Targeting two faulty genes could be key in treating blood cancer
Targeting two faulty genes associated with a deadly form of blood cancer could help develop better treatments, scientists have said.
A new study, published in the journal Nature, suggests the mutated genes known as SRSF2 and IDH2 join forces to bring about acute myeloid leukaemia (AML) – an aggressive form of cancer in the white blood cells.
Researchers believe targeting both these genes together instead of focusing on them individually could help develop successful treatments for some patients.
At present, more than 3,000 people are diagnosed with AML each year in the UK, with less than two in 10 people surviving longer than five years.
The team at the University of Manchester, along with scientists at the Memorial Sloan Kettering Cancer Centre in New York, looked at genetic information from around 1,000 AML patients.
They found that SRSF2 – a key gene responsible for maintaining normal blood function – mutated in more than 10% of AML patients.
Half of these SRSF2 genes were also found to carry a faulty version of IDH2 – another gene also playing an important part in blood function.
Despite both SRSF2 and IDH2 being previously linked to blood cancer, the scientists said they found that the faults in both these genes appeared together “more often than expected by chance alone”.
Tests on mice showed that AML spreads more quickly and aggressively if leukaemia cells carry faulty versions of both the genes.
The team found that the two mutated genes work together to disrupt a key process known as RNA splicing – which healthy cells use to make proteins.
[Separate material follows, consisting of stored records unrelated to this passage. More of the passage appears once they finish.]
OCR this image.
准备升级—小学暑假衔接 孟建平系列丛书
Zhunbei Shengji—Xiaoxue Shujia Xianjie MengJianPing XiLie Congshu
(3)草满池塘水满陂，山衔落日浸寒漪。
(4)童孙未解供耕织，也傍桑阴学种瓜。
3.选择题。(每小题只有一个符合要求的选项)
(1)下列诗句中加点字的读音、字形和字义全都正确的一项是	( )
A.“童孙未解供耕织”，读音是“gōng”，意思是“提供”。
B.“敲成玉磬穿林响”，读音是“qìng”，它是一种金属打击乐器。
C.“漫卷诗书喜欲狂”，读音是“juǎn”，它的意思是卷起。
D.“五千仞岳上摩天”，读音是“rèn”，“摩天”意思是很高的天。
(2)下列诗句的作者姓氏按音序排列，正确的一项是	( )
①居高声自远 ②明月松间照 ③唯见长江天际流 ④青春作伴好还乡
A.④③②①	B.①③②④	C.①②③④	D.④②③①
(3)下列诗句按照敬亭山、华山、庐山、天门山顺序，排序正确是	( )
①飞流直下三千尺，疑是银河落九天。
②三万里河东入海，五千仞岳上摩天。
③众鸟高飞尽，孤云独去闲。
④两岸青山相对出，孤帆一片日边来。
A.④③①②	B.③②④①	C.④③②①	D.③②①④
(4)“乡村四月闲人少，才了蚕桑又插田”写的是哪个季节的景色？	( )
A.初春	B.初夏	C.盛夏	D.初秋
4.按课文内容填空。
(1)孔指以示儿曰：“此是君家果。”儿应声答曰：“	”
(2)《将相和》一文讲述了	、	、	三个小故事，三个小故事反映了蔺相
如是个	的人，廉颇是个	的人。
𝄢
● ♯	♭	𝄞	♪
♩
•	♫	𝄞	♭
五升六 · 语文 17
One protein in particular, known as INTS3, was found to become inactive following this disruption and the researchers believe this protein to be “directly involved in the change from healthy blood to leukaemia”.
Drugs targeting faulty SRSF2 are currently in early clinical trials in the US while a drug against faulty IDH2 has already been approved by the US’s Food and Drug Administration.
However, the scientists say the findings need to be replicated in human patients to understand more about the role these faulty genes play in spreading cancer.
Dr Daniel Wiseman, from the University of Manchester, who was one of the leading authors of the study, said: “There is a lot of excitement around precision medicines that target specific genetic mutations in cancer cells, but to make this a reality we need to better understand what these mutations do, and importantly how they work together in patients.
“Our research shows one of the first examples of how faults in two very different cancer genes cooperate together and bring about other, unpredicted consequences.
“This helps us better understand the complicated process by which healthy blood cells turn into leukaemia cells.
“It also suggests that sometimes the best way to kill cancer cells might be to target different genetic mutations in combination.”
The research was funded by the charity Bloodwise and the Oglesby Charitable Trust.